# imr

## Syntax

```
imr(ds, initValue, mapFunc, [reduceFunc], [finalFunc], terminateFunc,
[carryover=false])
```

## Arguments

**ds** is the list of data sources. It must be a tuple with each element as a data
source object. Even if there is only one data source, we still need a tuple to wrap
the data source. In iterative computing, data sources are automatically cached and
the cache will be cleared after the last iteration.

**initValue** is the initial values of model parameter estimates. The format of
the initial values must be the same as the output of the final function.

**mapFunc** is the map function. It has 2 or 3 arguments. The first argument is
the data entity represented by the corresponding data source. The second argument is
the output of the final function in the previous iteration, which is an updated
estimate of the model parameter. For the first iteration, it is the initial values
given by the user. The last argument is the carryover object. Please check the
explanation for parameter *carryover* for details.

**reduceFunc** (optional) is the binary reduce function combines two map function
call results. If there are *M* map calls, the reduce function will be called
*M-1* times. The reduce function in most cases is trivial. An example is
the addition function.

**finalFunc** is the final function in each iteration. It accepts two arguments.
The first argument is the output of the final function in the previous iteration.
For the first iteration, it is the initial values given by the user.

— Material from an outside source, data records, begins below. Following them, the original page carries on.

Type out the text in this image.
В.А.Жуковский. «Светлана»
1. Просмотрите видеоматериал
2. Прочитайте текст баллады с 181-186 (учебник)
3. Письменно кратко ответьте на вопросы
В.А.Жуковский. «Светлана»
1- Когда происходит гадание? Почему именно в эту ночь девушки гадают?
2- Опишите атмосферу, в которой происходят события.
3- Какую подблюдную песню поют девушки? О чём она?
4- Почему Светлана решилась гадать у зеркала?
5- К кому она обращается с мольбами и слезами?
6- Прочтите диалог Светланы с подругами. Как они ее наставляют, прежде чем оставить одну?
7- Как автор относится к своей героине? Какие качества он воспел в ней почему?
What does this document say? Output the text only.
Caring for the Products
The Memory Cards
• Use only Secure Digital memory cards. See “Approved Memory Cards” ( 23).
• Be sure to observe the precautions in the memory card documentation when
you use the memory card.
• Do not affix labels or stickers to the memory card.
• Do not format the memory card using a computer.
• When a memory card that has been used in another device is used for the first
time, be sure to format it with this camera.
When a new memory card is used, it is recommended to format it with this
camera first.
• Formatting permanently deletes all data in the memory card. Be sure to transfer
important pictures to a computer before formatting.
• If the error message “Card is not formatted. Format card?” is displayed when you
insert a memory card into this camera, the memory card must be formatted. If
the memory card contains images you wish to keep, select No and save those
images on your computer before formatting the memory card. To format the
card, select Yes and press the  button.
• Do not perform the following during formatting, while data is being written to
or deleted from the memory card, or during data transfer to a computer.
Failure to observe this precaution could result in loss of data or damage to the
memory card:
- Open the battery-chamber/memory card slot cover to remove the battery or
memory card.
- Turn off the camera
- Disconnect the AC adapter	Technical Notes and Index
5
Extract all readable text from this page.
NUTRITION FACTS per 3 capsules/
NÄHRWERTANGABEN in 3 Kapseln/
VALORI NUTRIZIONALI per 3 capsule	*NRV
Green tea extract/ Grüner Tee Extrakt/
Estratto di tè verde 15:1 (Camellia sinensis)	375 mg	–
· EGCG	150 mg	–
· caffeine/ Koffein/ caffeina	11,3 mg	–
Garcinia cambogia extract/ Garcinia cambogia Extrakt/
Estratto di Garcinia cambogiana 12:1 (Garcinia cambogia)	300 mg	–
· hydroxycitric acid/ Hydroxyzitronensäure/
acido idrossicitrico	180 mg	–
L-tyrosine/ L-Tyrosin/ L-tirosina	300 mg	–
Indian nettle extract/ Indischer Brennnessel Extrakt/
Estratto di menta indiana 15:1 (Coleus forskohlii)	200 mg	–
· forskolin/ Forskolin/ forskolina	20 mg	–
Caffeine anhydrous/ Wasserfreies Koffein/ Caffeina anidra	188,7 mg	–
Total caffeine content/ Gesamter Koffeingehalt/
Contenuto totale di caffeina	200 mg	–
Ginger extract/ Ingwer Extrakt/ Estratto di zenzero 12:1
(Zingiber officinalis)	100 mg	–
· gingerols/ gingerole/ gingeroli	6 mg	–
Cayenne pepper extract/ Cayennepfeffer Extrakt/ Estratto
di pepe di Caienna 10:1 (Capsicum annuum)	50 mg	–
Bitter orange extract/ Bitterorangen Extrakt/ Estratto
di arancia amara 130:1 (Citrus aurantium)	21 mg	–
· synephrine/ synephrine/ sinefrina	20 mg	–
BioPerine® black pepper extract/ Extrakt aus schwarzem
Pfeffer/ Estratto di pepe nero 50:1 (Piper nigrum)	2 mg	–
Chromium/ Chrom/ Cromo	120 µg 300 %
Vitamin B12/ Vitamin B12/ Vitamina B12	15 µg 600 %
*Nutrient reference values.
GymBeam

The second
argument is the output of the reduce function call. If the reduce function is not
specified, a tuple representing the collection of individual map call results would
be the second argument.

**terminateFunc** is either a function that determines if the computation would
continue, or a specified number of iterations. The termination function accepts two
parameters. The first is the output of the reduce function in the previous iteration
and the second is the output of the reduce function in the current iteration. If the
function returns a true value, the iterations will end.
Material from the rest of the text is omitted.